Is Raw Milk Becoming Too Popular for its Own Good?

It's been a tough twelve months for proponents of raw milk. Last April, as many as 81 Colorado consumers were sickened by campylobacter associated with raw milk. Last September, about 35 people became ill with campylobacter, apparently from milk...

April 8, 2010 | Source: Grist Magazine | by David Gumpert

It’s been a tough twelve months for proponents of raw milk. Last April, as many as 81 Colorado consumers were sickened by campylobacter associated with raw milk. Last September, about 35 people became ill with campylobacter, apparently from milk from a Wisconsin dairy. And just in the last few weeks, 17 raw milk drinkers in the Midwest associated with a dairy in Indiana have become ill with campylobacter. Added to all that, Whole Foods last month notified producers in four states – California, Washington, Connecticut, and Pennsylvania – that it would no longer stock raw milk.

What’s the problem? As far as the public health and medical establishments are concerned, whenever people consume raw dairy products, it’s a problem. In their view, raw milk is inherently dangerous and shouldn’t be produced or consumed.

But the fact that as many as three million Americans regularly consume raw milk, according to the Weston A. Price Foundation, calls the health establishment’s radical view into question. Still and all, raw dairy proponents are coming around to the view there is a problem – it’s just not the problem the authorities would have us believe.

In their view, these are really problems of success, stemming from raw milk’s fast-growing popularity.

As part of a long-standing campaign to encourage consumption of locally produced nutrient-dense foods, the Weston A. Price Foundation has been encouraging consumers to switch to unpasteurized milk.

But that doesn’t mean the organization wants conventional dairies to just discontinue pasteurization and sell their milk raw. As the organization says on its Real Milk web site, it “recommends Real Milk–that is, milk that is full-fat, unprocessed, and from pasture-fed cows.

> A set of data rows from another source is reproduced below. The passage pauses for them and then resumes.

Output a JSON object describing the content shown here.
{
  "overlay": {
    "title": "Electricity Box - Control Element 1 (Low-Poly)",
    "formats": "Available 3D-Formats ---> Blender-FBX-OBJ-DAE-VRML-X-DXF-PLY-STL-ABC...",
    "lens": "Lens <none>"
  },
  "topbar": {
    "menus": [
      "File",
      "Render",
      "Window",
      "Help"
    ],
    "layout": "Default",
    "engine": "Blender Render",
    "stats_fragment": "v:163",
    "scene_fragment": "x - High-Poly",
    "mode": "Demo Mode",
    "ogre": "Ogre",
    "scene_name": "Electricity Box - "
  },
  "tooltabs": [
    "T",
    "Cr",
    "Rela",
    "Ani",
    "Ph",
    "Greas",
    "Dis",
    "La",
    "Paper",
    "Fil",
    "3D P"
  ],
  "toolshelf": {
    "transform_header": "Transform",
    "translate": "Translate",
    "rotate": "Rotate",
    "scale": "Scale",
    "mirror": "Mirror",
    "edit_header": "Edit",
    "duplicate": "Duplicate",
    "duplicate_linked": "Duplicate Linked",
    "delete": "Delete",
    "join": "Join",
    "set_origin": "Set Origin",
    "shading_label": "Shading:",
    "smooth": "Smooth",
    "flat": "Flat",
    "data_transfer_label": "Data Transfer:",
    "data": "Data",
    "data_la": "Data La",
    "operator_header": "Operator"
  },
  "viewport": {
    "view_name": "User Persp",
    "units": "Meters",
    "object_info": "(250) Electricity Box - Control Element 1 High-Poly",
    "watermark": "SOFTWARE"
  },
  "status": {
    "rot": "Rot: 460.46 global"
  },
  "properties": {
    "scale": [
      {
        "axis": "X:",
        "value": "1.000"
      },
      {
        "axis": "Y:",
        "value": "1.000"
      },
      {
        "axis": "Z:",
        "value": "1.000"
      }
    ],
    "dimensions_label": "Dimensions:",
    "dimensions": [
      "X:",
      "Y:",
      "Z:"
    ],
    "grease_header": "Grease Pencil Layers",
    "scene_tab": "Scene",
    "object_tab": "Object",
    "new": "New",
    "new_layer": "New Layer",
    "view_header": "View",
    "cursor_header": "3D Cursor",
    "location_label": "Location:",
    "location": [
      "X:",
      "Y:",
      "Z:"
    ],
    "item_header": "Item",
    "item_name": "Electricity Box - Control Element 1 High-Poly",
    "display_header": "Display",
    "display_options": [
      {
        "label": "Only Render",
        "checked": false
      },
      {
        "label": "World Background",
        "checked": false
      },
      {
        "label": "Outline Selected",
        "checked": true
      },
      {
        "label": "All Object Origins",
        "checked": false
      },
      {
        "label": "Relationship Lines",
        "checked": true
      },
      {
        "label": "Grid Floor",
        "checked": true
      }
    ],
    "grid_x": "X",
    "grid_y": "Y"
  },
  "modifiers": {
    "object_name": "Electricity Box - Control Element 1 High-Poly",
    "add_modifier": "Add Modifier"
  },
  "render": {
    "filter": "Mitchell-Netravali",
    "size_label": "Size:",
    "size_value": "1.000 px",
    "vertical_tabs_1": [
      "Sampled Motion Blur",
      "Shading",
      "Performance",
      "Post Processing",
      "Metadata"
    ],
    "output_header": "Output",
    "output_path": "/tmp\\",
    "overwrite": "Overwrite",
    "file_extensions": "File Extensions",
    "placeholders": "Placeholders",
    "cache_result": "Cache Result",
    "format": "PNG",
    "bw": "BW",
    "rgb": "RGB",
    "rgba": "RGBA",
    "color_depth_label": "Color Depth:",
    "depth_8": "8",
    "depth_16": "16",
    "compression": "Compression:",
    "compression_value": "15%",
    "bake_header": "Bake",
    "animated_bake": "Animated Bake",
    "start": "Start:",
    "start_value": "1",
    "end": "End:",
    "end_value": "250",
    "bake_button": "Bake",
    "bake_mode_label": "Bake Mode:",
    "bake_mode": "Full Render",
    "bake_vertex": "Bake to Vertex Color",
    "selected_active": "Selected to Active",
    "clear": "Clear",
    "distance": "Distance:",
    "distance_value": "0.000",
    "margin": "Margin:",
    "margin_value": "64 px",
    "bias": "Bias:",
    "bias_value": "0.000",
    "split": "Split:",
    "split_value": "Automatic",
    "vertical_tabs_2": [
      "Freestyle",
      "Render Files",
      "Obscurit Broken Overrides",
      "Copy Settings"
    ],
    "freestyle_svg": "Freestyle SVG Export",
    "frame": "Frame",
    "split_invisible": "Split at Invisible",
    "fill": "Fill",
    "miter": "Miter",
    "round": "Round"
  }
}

We do NOT recommend consumption of raw milk from conventional confinement dairies or dairies which produce milk intended for pasteurization Real Milk, that is, raw whole milk from grass-fed cows (fed pasture, hay and silage), produced under clean conditions and promptly refrigerated, contains many anti-microbial and immune-supporting components; but this protective system in raw milk can be overwhelmed, and the milk contaminated, in situations conducive to filth and disease. Know your farmer!”